During January 2019, five hospitals and five payors began the pilot. Initially funded by the Center for Medicare & Medicaid Innovation, the model allows rural hospitals to step off the fee-for-service hamster wheel and focus on what their communities actually need. It provides hospitals with stable, predictable funding which enables them to truly transform the care that they provide.
The model has successfully grown to 18 hospitals and six payors and has exceeded one million covered lives. Participant hospitals are estimated to impact 10 percent of the state population, and contribute $2.4 billion in spending.
As rural hospitals continue to struggle financially, this model has provided a lifeline for some of our most vulnerable facilities, as well as an opportunity for Pennsylvania to lead the way in developing an alternative that can be implemented nationwide. I can attest that many other states are watching our model closely and with great interest.
Participants should be very proud of their accomplishments so far. Even in the midst of the intense and unyielding demands of this pandemic, they continue to move forward in their innovative work to transform health care in their communities.
Act 108 of 2019 established the Pennsylvania Rural Health Redesign Center Authority which is the governing body for the Pennsylvania Rural Health Model. During 2020, in the midst of the pandemic, the authority’s leaders were able to establish a highly functioning organization to support the hospitals and payors who volunteer for this important pilot.
A key success factor has been the authority’s ability to bring stakeholders together to focus on a common goal: improving the health of the communities being served by participating hospitals. The pilot truly shows what state administrative leaders, legislators, hospitals, and payors can accomplish—through partnership and collaboration—when incentives are aligned.
It is clear that status quo payment methodologies fall short of supporting the critical health care needs of rural communities. Continued support for this innovative work is imperative.
We look forward to your ongoing sponsorship of this unique and innovative payment model for rural hospitals in Pennsylvania.

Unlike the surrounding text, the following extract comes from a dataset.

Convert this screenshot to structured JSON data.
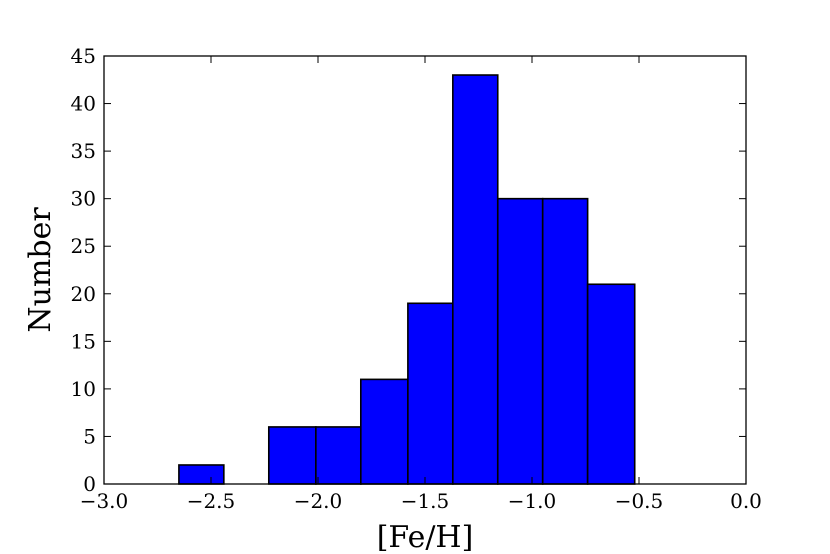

Finally, while I am here, I believe that I would be remiss if I didn’t take this opportunity to thank the legislative members of this committee and representatives of the Wolf Administration on this panel for the recent and significant financial support of the hospital employees who are battling COVID-19 as we speak. Thank you. I also want to say that we heard you—as you crafted and debated the proposal—and stand ready to support your work to identify sustainable, long-term solutions to the ongoing and critical health care workforce shortage.
Thank you for your interest in and attention to this important program. I look forward to continuing dialogue about this issue.